Wednesday April 23, 2014

Dreambuilders adds trades program


Alvin Ballhead, left, and Nolan Crowe-Buffalo learn valuable carpentry, plumbing and electrical skills at the SIIT shop.

One focus of the Saskatchewan education system in recent years has been improving high school graduation rates, particularly among aboriginal youth.

For some kids, however, even getting that diploma does not remove the stumbling blocks between education and getting a job.

That’s where the Dreambuilders’ Transition to Work Program comes in. Students complete a curriculum, which includes skills such as budgeting, résumé writing, interview skills, labour laws, and employer expectations. The program also helps participants obtain certification in skills such as first aid, CPR and safe food handling and sometimes facilitates work placement.

This year, the program added a new component providing training in the skilled trades, a partnership between Christ the Teacher Catholic Schools, Dreambuilders the Saskatchewan Indian Institute of Technologies and a number of local trades-related businesses.

“This is an area in our community where there’s a gap,” said Chad Holinaty, CTTCS superintendent of education. “We’ve got obviously a growing economy, there’s a need for trades people in our community and in our province and there wasn’t another trades program for high school students that maybe became a bit disengaged with school.”

Nolan Crowe-Buffalo, one of the inaugural participants in the program, said it has given him direction.

“First off, it keeps your mind busy, you have something to do,” he explained. “You’re not sitting around at home bored and not knowing where you’re going in life.”

He added it has also provided him with tangible future prospects.

“You’re working with journeymen, they can get you into an apprenticeship right away, as soon as you’re done here,” he said.

The program teaches the basics of carpentry, plumbing and electrical.

Alvin Ballhead, another participant in the first edition of the program, said it has allowed him to follow-up in something he became interested in during high school woodshop.

“I love building stuff,” he said. “I want to be a carpenter when I’m older, have my own business.”

The program got going after CTTCS and Dreambuilders applied for and got a grant through Aboriginal Affairs and Northern Development Canada. Then they put together the local team.

“For example, Prestige Construction is providing some of our instruction support, R.H. Electric is our electrical provider and R. Miller is our plumber contractor,” Holinaty said. “They were very cooperative in scheduling their time.”

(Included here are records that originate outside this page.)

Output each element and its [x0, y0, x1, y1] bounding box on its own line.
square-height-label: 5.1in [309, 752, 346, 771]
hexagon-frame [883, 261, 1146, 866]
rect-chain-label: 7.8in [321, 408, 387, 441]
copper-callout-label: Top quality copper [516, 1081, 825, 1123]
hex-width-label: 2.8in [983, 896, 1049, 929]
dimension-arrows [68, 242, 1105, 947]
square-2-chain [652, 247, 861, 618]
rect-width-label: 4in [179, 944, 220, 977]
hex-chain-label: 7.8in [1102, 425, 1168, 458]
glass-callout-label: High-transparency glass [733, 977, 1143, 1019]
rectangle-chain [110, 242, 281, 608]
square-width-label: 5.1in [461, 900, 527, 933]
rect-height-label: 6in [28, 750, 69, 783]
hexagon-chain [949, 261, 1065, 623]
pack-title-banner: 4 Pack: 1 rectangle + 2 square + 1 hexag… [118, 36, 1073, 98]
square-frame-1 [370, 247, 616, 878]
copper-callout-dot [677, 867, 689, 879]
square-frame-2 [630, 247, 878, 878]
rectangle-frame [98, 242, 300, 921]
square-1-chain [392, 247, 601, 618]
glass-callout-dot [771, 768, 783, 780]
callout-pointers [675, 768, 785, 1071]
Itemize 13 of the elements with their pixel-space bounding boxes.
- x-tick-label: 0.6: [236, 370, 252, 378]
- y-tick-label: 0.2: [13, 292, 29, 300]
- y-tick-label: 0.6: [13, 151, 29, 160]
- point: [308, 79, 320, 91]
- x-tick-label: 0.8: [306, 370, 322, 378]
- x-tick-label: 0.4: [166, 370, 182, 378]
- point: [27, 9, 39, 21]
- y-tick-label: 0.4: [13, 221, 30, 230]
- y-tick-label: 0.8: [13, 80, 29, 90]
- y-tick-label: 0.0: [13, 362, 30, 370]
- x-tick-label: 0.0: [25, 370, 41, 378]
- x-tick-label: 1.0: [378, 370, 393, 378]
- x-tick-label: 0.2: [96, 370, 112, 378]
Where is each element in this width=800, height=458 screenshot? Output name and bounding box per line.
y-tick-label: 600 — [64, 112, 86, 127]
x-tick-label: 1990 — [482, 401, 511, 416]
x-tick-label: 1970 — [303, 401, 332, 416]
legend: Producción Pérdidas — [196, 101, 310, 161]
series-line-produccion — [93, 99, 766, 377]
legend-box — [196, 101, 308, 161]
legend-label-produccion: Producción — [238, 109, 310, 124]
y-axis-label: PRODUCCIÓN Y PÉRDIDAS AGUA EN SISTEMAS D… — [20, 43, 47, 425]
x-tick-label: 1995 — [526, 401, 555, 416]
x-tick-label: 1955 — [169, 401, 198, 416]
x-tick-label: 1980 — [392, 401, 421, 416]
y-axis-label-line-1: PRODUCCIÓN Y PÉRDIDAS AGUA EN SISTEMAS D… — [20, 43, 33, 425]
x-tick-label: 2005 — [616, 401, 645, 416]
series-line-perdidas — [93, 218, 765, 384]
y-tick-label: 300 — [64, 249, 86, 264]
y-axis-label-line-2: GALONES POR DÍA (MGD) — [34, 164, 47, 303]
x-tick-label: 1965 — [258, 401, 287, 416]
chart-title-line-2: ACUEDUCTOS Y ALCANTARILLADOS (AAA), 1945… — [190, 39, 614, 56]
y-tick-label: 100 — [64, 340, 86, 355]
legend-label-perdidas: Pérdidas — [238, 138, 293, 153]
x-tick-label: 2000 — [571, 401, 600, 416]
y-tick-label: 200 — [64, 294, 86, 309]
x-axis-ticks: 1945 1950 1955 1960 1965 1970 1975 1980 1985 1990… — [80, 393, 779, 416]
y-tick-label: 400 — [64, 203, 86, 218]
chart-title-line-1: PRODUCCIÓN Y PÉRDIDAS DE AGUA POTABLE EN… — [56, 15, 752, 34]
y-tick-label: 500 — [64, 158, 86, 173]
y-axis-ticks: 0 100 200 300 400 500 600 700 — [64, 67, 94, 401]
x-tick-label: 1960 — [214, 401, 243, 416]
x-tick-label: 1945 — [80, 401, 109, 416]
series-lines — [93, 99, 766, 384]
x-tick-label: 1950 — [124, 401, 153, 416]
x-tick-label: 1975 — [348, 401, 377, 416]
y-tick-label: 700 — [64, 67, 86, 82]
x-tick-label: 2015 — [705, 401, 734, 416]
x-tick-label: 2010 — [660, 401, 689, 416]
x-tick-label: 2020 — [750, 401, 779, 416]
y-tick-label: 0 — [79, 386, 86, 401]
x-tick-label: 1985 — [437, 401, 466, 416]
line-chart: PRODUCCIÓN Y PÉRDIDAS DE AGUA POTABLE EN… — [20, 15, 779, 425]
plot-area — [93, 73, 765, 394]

Charles Bellegarde, Dreambuilders employment program coordinator, added McMunn and Yates to the list as the construction materials provider.

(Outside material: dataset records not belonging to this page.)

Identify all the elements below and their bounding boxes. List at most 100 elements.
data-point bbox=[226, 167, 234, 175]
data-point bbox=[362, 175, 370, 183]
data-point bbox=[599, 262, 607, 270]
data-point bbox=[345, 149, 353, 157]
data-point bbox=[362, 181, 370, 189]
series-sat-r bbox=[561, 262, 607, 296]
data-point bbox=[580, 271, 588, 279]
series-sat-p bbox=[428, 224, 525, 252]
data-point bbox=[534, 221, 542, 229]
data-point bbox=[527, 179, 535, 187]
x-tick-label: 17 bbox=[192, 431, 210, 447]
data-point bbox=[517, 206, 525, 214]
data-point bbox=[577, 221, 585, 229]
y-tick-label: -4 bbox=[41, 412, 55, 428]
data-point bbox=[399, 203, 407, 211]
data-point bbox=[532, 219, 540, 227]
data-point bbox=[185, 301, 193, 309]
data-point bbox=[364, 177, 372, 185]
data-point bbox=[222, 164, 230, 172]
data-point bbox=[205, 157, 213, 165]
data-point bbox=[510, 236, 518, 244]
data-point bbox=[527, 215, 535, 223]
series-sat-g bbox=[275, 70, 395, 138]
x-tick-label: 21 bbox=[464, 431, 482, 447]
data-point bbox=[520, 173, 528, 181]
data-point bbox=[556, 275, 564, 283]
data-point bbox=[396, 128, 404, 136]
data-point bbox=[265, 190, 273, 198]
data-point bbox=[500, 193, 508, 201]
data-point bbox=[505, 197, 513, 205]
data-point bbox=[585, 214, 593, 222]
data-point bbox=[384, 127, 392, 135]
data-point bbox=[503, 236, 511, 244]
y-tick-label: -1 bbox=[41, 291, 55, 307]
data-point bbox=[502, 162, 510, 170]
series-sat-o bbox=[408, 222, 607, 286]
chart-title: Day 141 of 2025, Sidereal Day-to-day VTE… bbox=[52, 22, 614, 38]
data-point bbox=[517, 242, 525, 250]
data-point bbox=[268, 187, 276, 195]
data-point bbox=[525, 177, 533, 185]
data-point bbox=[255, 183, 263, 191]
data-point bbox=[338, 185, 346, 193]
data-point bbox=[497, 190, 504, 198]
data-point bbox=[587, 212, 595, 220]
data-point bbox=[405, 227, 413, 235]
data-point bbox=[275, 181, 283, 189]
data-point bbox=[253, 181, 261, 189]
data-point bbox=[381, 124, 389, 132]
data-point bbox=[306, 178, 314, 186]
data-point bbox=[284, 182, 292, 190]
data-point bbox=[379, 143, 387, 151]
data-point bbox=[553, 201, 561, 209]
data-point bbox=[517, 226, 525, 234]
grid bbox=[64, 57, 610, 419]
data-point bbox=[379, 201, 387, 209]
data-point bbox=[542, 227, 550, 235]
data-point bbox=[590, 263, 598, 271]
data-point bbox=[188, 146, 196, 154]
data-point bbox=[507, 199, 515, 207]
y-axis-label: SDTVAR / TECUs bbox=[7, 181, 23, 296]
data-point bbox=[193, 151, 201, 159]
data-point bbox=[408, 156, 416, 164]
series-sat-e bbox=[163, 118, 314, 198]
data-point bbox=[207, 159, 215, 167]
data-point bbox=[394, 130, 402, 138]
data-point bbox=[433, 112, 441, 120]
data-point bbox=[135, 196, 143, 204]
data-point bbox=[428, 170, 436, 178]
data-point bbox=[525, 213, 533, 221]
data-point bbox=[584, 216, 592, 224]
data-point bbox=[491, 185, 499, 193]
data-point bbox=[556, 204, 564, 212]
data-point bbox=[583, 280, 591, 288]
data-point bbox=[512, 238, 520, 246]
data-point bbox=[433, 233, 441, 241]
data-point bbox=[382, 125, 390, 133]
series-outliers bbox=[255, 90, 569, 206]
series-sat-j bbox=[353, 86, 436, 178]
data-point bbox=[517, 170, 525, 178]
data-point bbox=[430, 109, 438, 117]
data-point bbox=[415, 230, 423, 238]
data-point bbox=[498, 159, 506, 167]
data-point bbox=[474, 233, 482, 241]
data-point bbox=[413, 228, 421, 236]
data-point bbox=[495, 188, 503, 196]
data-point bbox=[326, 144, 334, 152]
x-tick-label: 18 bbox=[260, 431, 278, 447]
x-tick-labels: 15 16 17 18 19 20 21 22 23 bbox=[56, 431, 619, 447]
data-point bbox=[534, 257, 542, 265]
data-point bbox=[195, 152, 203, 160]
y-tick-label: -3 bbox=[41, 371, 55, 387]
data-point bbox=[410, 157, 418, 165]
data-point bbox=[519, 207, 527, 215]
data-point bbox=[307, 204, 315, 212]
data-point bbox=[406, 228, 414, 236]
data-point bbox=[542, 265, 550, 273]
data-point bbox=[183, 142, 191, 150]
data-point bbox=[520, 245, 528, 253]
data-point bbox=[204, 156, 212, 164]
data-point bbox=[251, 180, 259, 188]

“We also invited Sask Apprenticeship to come on board and get their input,” Bellegarde said. “All of the students that are working here will get credit to verified hours toward certification as a journeyperson.”

Bellegarde believes the program is not only good for the participants, but for the First Nations community as a whole.

“It’s great to have that connection in these trades and in industry because the majority of our First Nations people are underrepresented in these trades and industries,” he said.

The program also has participants in the cosmetology trade being taught at Sacred Heart High School this semester. Holinaty envisions the possibility of expanding into other areas as well, such as welding and automotive, but has no firm plans yet.

“Right now we’re just kind of growing with the program and excited about the opportunities it offers,” he said.

Bellegarde added that one student has already been interviewed for a job with one of the partner firms.

Holinaty also thinks the idea could very well snowball.

“The guys are having a lot of pride about being in the program and it’s starting to motivate other kids to say when the second rotation goes, ‘I want to be part of it’ and ‘how do I get into it’,” he said.